Die schwedische Recycling Firma Ragn-Sells und das Schweizer Cleantech Unternehmen Hitachi Zosen Inova bauen im schwedischen Högbytorp eine Anlage zur Behandlung von Reststoffen aus Rauchgasreinigungen. Der Prozess erlaubt es, aus dem Abfallprodukt Salze zu extrahieren, die anschliessend Wiederverwertung bei industriellen und chemischen Prozessen finden.

Auf dem Areal des schwedischen Recycling- und Deponie-Betreibers Ragn-Sells in Högbytorp entsteht eine Anlage zur Behandlung von Rauchgasreinigungsrückständen, in der zukünftig Reststoffe aus unterschiedlichen industriellen Prozessen gesammelt und gewaschen werden, um daraus eine Reihe unterschiedlicher Salze zu extrahieren. Der Kunde, Ragn-Sells Treatment & Detox AB, hat das Schweizer Cleantech-Unternehmen Hitachi Zosen Inova (HZI) nach einer gemeinsamen Projektenwicklungsphase mit der Lieferung und der Integration der gesamten Prozesstechnologie beauftragt.

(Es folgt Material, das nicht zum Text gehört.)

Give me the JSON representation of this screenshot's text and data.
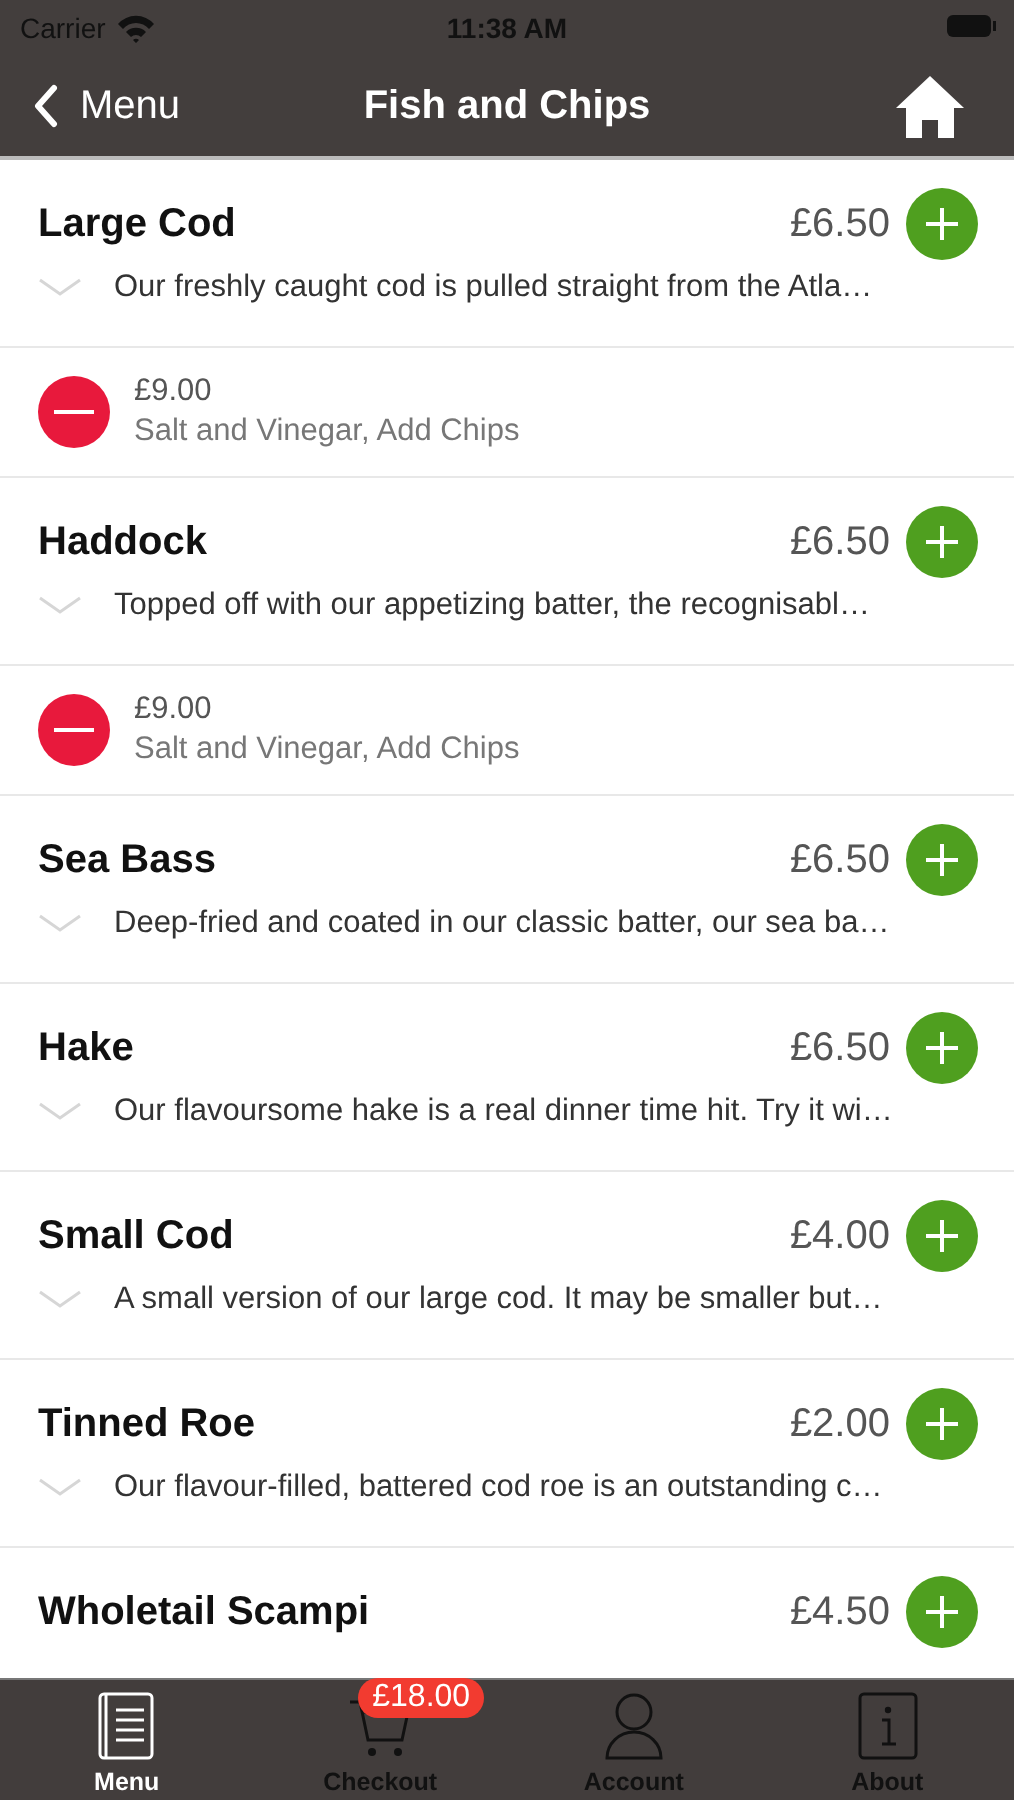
{
  "status_bar": {
    "carrier": "Carrier",
    "time": "11:38 AM"
  },
  "nav": {
    "back": "Menu",
    "title": "Fish and Chips"
  },
  "list": [
    {
      "kind": "product",
      "name": "Large Cod",
      "price": "£6.50",
      "description": "Our freshly caught cod is pulled straight from the Atla…"
    },
    {
      "kind": "added",
      "price": "£9.00",
      "options": "Salt and Vinegar, Add Chips"
    },
    {
      "kind": "product",
      "name": "Haddock",
      "price": "£6.50",
      "description": "Topped off with our appetizing batter, the recognisabl…"
    },
    {
      "kind": "added",
      "price": "£9.00",
      "options": "Salt and Vinegar, Add Chips"
    },
    {
      "kind": "product",
      "name": "Sea Bass",
      "price": "£6.50",
      "description": "Deep-fried and coated in our classic batter, our sea ba…"
    },
    {
      "kind": "product",
      "name": "Hake",
      "price": "£6.50",
      "description": "Our flavoursome hake is a real dinner time hit. Try it wi…"
    },
    {
      "kind": "product",
      "name": "Small Cod",
      "price": "£4.00",
      "description": "A small version of our large cod. It may be smaller but…"
    },
    {
      "kind": "product",
      "name": "Tinned Roe",
      "price": "£2.00",
      "description": "Our flavour-filled, battered cod roe is an outstanding c…"
    },
    {
      "kind": "product",
      "name": "Wholetail Scampi",
      "price": "£4.50"
    }
  ],
  "tabs": [
    {
      "label": "Menu",
      "selected": true
    },
    {
      "label": "Checkout",
      "selected": false,
      "badge": "£18.00"
    },
    {
      "label": "Account",
      "selected": false
    },
    {
      "label": "About",
      "selected": false
    }
  ]
}
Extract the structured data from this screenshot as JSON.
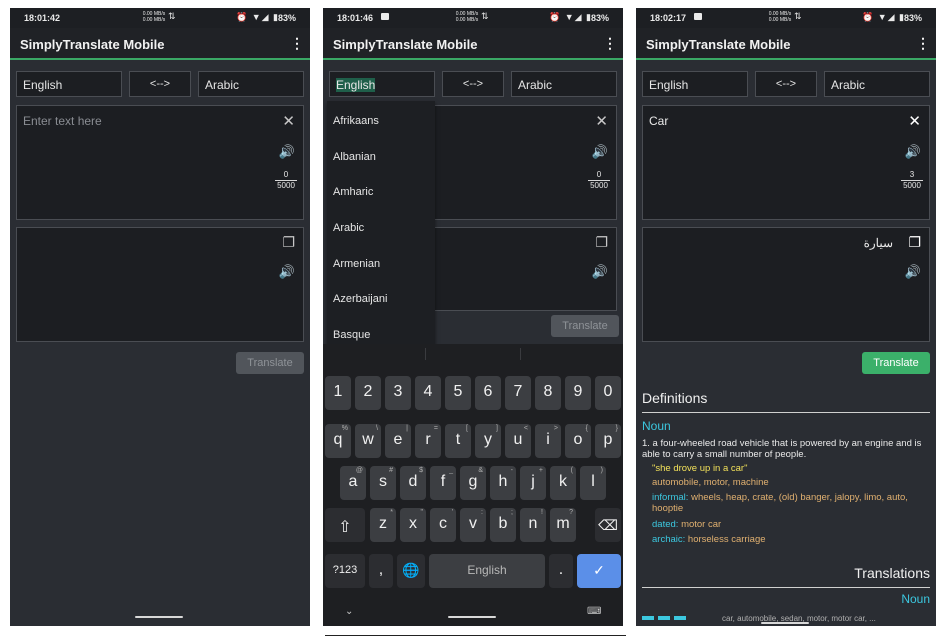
{
  "app": {
    "title": "SimplyTranslate Mobile",
    "menu_glyph": "⋮"
  },
  "screens": [
    {
      "status": {
        "time": "18:01:42",
        "net_top": "0.00 MB/s",
        "net_bottom": "0.00 MB/s",
        "battery": "83%"
      },
      "source_lang": "English",
      "swap_label": "<-->",
      "target_lang": "Arabic",
      "input_placeholder": "Enter text here",
      "counter": {
        "current": "0",
        "max": "5000"
      },
      "translate_label": "Translate"
    },
    {
      "status": {
        "time": "18:01:46",
        "net_top": "0.00 MB/s",
        "net_bottom": "0.00 MB/s",
        "battery": "83%"
      },
      "source_lang": "English",
      "swap_label": "<-->",
      "target_lang": "Arabic",
      "counter": {
        "current": "0",
        "max": "5000"
      },
      "translate_label": "Translate",
      "dropdown": [
        "Afrikaans",
        "Albanian",
        "Amharic",
        "Arabic",
        "Armenian",
        "Azerbaijani",
        "Basque"
      ],
      "keyboard": {
        "row_numbers": [
          "1",
          "2",
          "3",
          "4",
          "5",
          "6",
          "7",
          "8",
          "9",
          "0"
        ],
        "row1": [
          {
            "k": "q",
            "s": "%"
          },
          {
            "k": "w",
            "s": "\\"
          },
          {
            "k": "e",
            "s": "|"
          },
          {
            "k": "r",
            "s": "="
          },
          {
            "k": "t",
            "s": "["
          },
          {
            "k": "y",
            "s": "]"
          },
          {
            "k": "u",
            "s": "<"
          },
          {
            "k": "i",
            "s": ">"
          },
          {
            "k": "o",
            "s": "{"
          },
          {
            "k": "p",
            "s": "}"
          }
        ],
        "row2": [
          {
            "k": "a",
            "s": "@"
          },
          {
            "k": "s",
            "s": "#"
          },
          {
            "k": "d",
            "s": "$"
          },
          {
            "k": "f",
            "s": "_"
          },
          {
            "k": "g",
            "s": "&"
          },
          {
            "k": "h",
            "s": "-"
          },
          {
            "k": "j",
            "s": "+"
          },
          {
            "k": "k",
            "s": "("
          },
          {
            "k": "l",
            "s": ")"
          }
        ],
        "row3": [
          {
            "k": "z",
            "s": "*"
          },
          {
            "k": "x",
            "s": "\""
          },
          {
            "k": "c",
            "s": "'"
          },
          {
            "k": "v",
            "s": ":"
          },
          {
            "k": "b",
            "s": ";"
          },
          {
            "k": "n",
            "s": "!"
          },
          {
            "k": "m",
            "s": "?"
          }
        ],
        "symbols_label": "?123",
        "comma": ",",
        "space_label": "English",
        "period": "."
      }
    },
    {
      "status": {
        "time": "18:02:17",
        "net_top": "0.00 MB/s",
        "net_bottom": "0.00 MB/s",
        "battery": "83%"
      },
      "source_lang": "English",
      "swap_label": "<-->",
      "target_lang": "Arabic",
      "input_text": "Car",
      "counter": {
        "current": "3",
        "max": "5000"
      },
      "output_text": "سيارة",
      "translate_label": "Translate",
      "definitions": {
        "heading": "Definitions",
        "pos": "Noun",
        "definition": "1. a four-wheeled road vehicle that is powered by an engine and is able to carry a small number of people.",
        "example": "\"she drove up in a car\"",
        "synonyms": "automobile, motor, machine",
        "informal_label": "informal:",
        "informal": "wheels, heap, crate, (old) banger, jalopy, limo, auto, hooptie",
        "dated_label": "dated:",
        "dated": "motor car",
        "archaic_label": "archaic:",
        "archaic": "horseless carriage"
      },
      "translations": {
        "heading": "Translations",
        "pos": "Noun",
        "row_text": "car, automobile, sedan, motor, motor car, ..."
      }
    }
  ],
  "colors": {
    "accent": "#3aa865",
    "link": "#3cc8e0",
    "keyboard_enter": "#5b8fe8"
  }
}
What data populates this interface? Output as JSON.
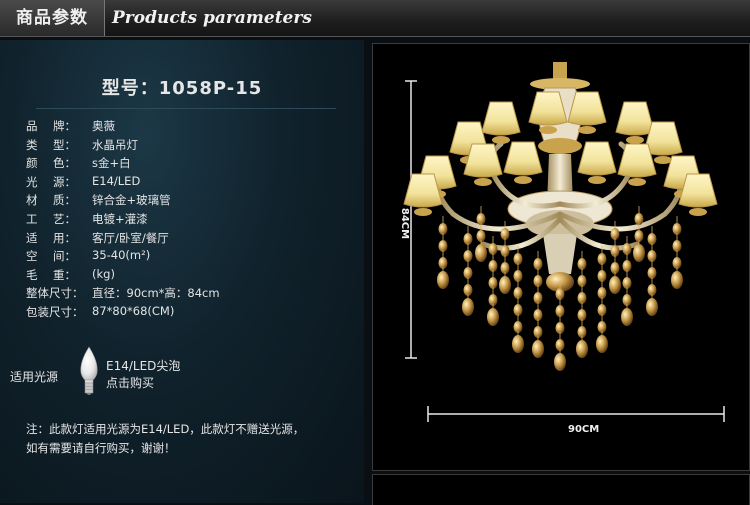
{
  "header": {
    "title_cn": "商品参数",
    "title_en": "Products parameters"
  },
  "model": "型号：1058P-15",
  "specs": [
    {
      "label": "品牌",
      "value": "奥薇"
    },
    {
      "label": "类型",
      "value": "水晶吊灯"
    },
    {
      "label": "颜色",
      "value": "s金+白"
    },
    {
      "label": "光源",
      "value": "E14/LED"
    },
    {
      "label": "材质",
      "value": "锌合金+玻璃管"
    },
    {
      "label": "工艺",
      "value": "电镀+灌漆"
    },
    {
      "label": "适用",
      "value": "客厅/卧室/餐厅"
    },
    {
      "label": "空间",
      "value": "35-40(m²)"
    },
    {
      "label": "毛重",
      "value": "(kg)"
    },
    {
      "label": "整体尺寸",
      "value": "直径：90cm*高：84cm"
    },
    {
      "label": "包装尺寸",
      "value": "87*80*68(CM)"
    }
  ],
  "bulb": {
    "label": "适用光源",
    "line1": "E14/LED尖泡",
    "line2": "点击购买"
  },
  "note": {
    "line1": "注：此款灯适用光源为E14/LED，此款灯不赠送光源，",
    "line2": "如有需要请自行购买，谢谢！"
  },
  "dimensions": {
    "height": "84CM",
    "width": "90CM"
  },
  "colors": {
    "background": "#0a0f14",
    "panel": "#10222c",
    "gold": "#d8b060",
    "shade": "#f3e6a8"
  }
}
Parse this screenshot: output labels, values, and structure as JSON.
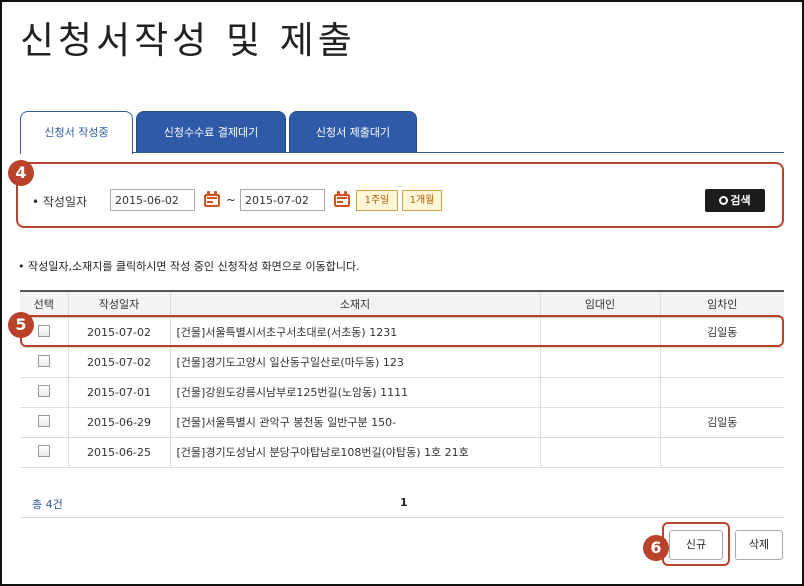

„HZI ist ein bekannter Name im Bereich Anlagenbau und verfügt über langjährige Prozesserfahrung. Das war für uns ausschlaggebend für die Wahl unseres Partners in diesem Projekt“, sagt Ulrik Améen, Projektleiter bei Ragn-Sells.

Kreislaufwirtschaft nachhaltig umgesetzt
Mit Fokus auf eine nachhaltige Kreislaufwirtschaft wird die Anlage nach Inbetriebnahme Wertstoffe wie beispielsweise Kaliumchlorid, Natriumchlorid und Calciumchlorid sowie Ammoniumsulfat und verschiedene Salze aus dem Reststoff extrahieren. Diese können dann für industrielle oder chemische Zwecke weiterverwendet werden.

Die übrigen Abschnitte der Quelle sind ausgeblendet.